The Praditmanutham area hosts several high-quality shopping centers, a positive amenity feature exceptionally rare for areas outside the CBD. Most notable are Central Festival Eastville, Crystal Design Center and the Crystal Ekamai – Ramindra, which combine to over 250,000 square meters of retail gross floor area right on the main road. The Praditmanutham area hosts a variety of other recreational amenities such as an RC race track, a bike park and several football pitches for rent. The corner (Hua mum) market in Lat Phrao offers a cheaper, open air alternative to the enclosed shopping malls. The Praditmanutham nightlife scene is also quite active as there are plenty late night restaurants, pubs and clubs that cater towards a younger population. Overall, the level of amenities available suggests that the area would be well equipped for the young, sociable and energetic demographic commonly identified in tech firms.
Retail Amenities in Praditmanutham Districts
Within a 6 km. radius, with the Central Festival Eastville – Crystal Design Center area as reference point, only 9 office buildings have been identified. Only 2 buildings are actually located within the three districts; none are on Praditmanutham road. Currently, despite the tech cluster friendly local environment, there is a shortage of high quality office space in the area. Without the appropriate commercial space available, a tech cluster cannot form naturally. There is a critical need for a response from the property sector to the challenge posed by the digital economy.
Praditmanutham Office Comparables
One particular obstacle impedes the development of office space in the Praditmanutham area; the lack of access via public transportation. Using the Central Festival Eastville – Crystal Design Center area as a reference point, the closest MRT is approximately 6 km away, which can turn into a 30 minute car ride during rush hour.
This could be a key deterrent for a significant portion of employees that prefer to travel on foot or via BTS/MRT Fortunately, there are major transportation infrastructure projects in progress that would significantly increase connectivity to the area. Most notable are the construction of the MRTA pink and yellow lines which are scheduled to open in 2021, and the planning of the monorail grey line.
Our research indicates that the Praditmanutham area has many positive qualities that can foster the clustering of small to medium sized tech companies in the area. However, there are still several issues to be addressed by both the government and the commercial property sector in order for this to happen. Transportation infrastructure has to be created in the area to increase access for non-car commuters.
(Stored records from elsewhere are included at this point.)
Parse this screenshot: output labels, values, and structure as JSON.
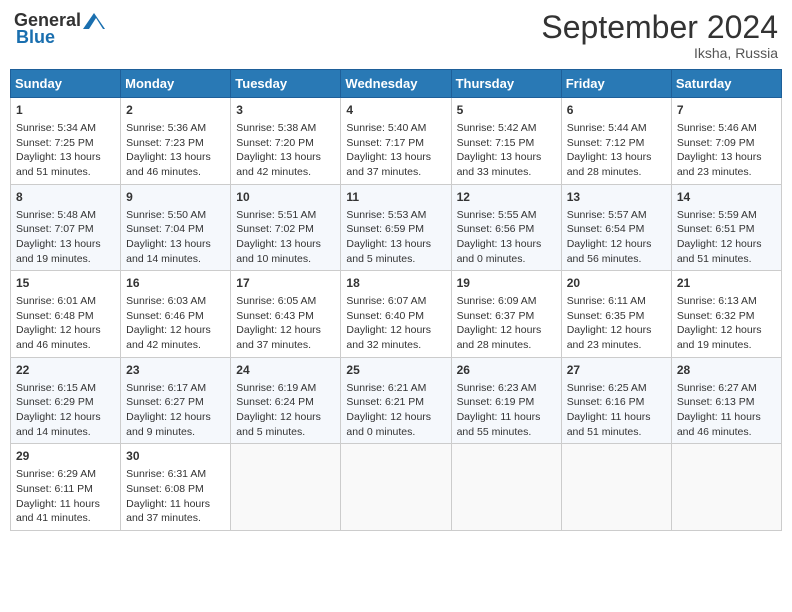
{
  "header": {
    "logo_general": "General",
    "logo_blue": "Blue",
    "month_title": "September 2024",
    "location": "Iksha, Russia"
  },
  "days_of_week": [
    "Sunday",
    "Monday",
    "Tuesday",
    "Wednesday",
    "Thursday",
    "Friday",
    "Saturday"
  ],
  "weeks": [
    [
      {
        "num": "1",
        "sunrise": "5:34 AM",
        "sunset": "7:25 PM",
        "daylight": "13 hours and 51 minutes."
      },
      {
        "num": "2",
        "sunrise": "5:36 AM",
        "sunset": "7:23 PM",
        "daylight": "13 hours and 46 minutes."
      },
      {
        "num": "3",
        "sunrise": "5:38 AM",
        "sunset": "7:20 PM",
        "daylight": "13 hours and 42 minutes."
      },
      {
        "num": "4",
        "sunrise": "5:40 AM",
        "sunset": "7:17 PM",
        "daylight": "13 hours and 37 minutes."
      },
      {
        "num": "5",
        "sunrise": "5:42 AM",
        "sunset": "7:15 PM",
        "daylight": "13 hours and 33 minutes."
      },
      {
        "num": "6",
        "sunrise": "5:44 AM",
        "sunset": "7:12 PM",
        "daylight": "13 hours and 28 minutes."
      },
      {
        "num": "7",
        "sunrise": "5:46 AM",
        "sunset": "7:09 PM",
        "daylight": "13 hours and 23 minutes."
      }
    ],
    [
      {
        "num": "8",
        "sunrise": "5:48 AM",
        "sunset": "7:07 PM",
        "daylight": "13 hours and 19 minutes."
      },
      {
        "num": "9",
        "sunrise": "5:50 AM",
        "sunset": "7:04 PM",
        "daylight": "13 hours and 14 minutes."
      },
      {
        "num": "10",
        "sunrise": "5:51 AM",
        "sunset": "7:02 PM",
        "daylight": "13 hours and 10 minutes."
      },
      {
        "num": "11",
        "sunrise": "5:53 AM",
        "sunset": "6:59 PM",
        "daylight": "13 hours and 5 minutes."
      },
      {
        "num": "12",
        "sunrise": "5:55 AM",
        "sunset": "6:56 PM",
        "daylight": "13 hours and 0 minutes."
      },
      {
        "num": "13",
        "sunrise": "5:57 AM",
        "sunset": "6:54 PM",
        "daylight": "12 hours and 56 minutes."
      },
      {
        "num": "14",
        "sunrise": "5:59 AM",
        "sunset": "6:51 PM",
        "daylight": "12 hours and 51 minutes."
      }
    ],
    [
      {
        "num": "15",
        "sunrise": "6:01 AM",
        "sunset": "6:48 PM",
        "daylight": "12 hours and 46 minutes."
      },
      {
        "num": "16",
        "sunrise": "6:03 AM",
        "sunset": "6:46 PM",
        "daylight": "12 hours and 42 minutes."
      },
      {
        "num": "17",
        "sunrise": "6:05 AM",
        "sunset": "6:43 PM",
        "daylight": "12 hours and 37 minutes."
      },
      {
        "num": "18",
        "sunrise": "6:07 AM",
        "sunset": "6:40 PM",
        "daylight": "12 hours and 32 minutes."
      },
      {
        "num": "19",
        "sunrise": "6:09 AM",
        "sunset": "6:37 PM",
        "daylight": "12 hours and 28 minutes."
      },
      {
        "num": "20",
        "sunrise": "6:11 AM",
        "sunset": "6:35 PM",
        "daylight": "12 hours and 23 minutes."
      },
      {
        "num": "21",
        "sunrise": "6:13 AM",
        "sunset": "6:32 PM",
        "daylight": "12 hours and 19 minutes."
      }
    ],
    [
      {
        "num": "22",
        "sunrise": "6:15 AM",
        "sunset": "6:29 PM",
        "daylight": "12 hours and 14 minutes."
      },
      {
        "num": "23",
        "sunrise": "6:17 AM",
        "sunset": "6:27 PM",
        "daylight": "12 hours and 9 minutes."
      },
      {
        "num": "24",
        "sunrise": "6:19 AM",
        "sunset": "6:24 PM",
        "daylight": "12 hours and 5 minutes."
      },
      {
        "num": "25",
        "sunrise": "6:21 AM",
        "sunset": "6:21 PM",
        "daylight": "12 hours and 0 minutes."
      },
      {
        "num": "26",
        "sunrise": "6:23 AM",
        "sunset": "6:19 PM",
        "daylight": "11 hours and 55 minutes."
      },
      {
        "num": "27",
        "sunrise": "6:25 AM",
        "sunset": "6:16 PM",
        "daylight": "11 hours and 51 minutes."
      },
      {
        "num": "28",
        "sunrise": "6:27 AM",
        "sunset": "6:13 PM",
        "daylight": "11 hours and 46 minutes."
      }
    ],
    [
      {
        "num": "29",
        "sunrise": "6:29 AM",
        "sunset": "6:11 PM",
        "daylight": "11 hours and 41 minutes."
      },
      {
        "num": "30",
        "sunrise": "6:31 AM",
        "sunset": "6:08 PM",
        "daylight": "11 hours and 37 minutes."
      },
      null,
      null,
      null,
      null,
      null
    ]
  ]
}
Meanwhile, property developers have to identify the enormous untapped potential of Praditmanutham to supply office space to entities at the forefront of the digital economy. Perhaps, some already have; KE group’s 111 Praditmanutham is expected to add approximately 10,800 square meters of office space right between Central Festival Eastville and the Crystal Ekamai – Ramindra on the main road. As East London Tech City has demonstrated, vibrant tech hotspots can emerge from the most unexpected places. It also makes clear that successful tech clusters are complex environments that take time evolve and grow; a lot of phases need to be completed to make this a reality.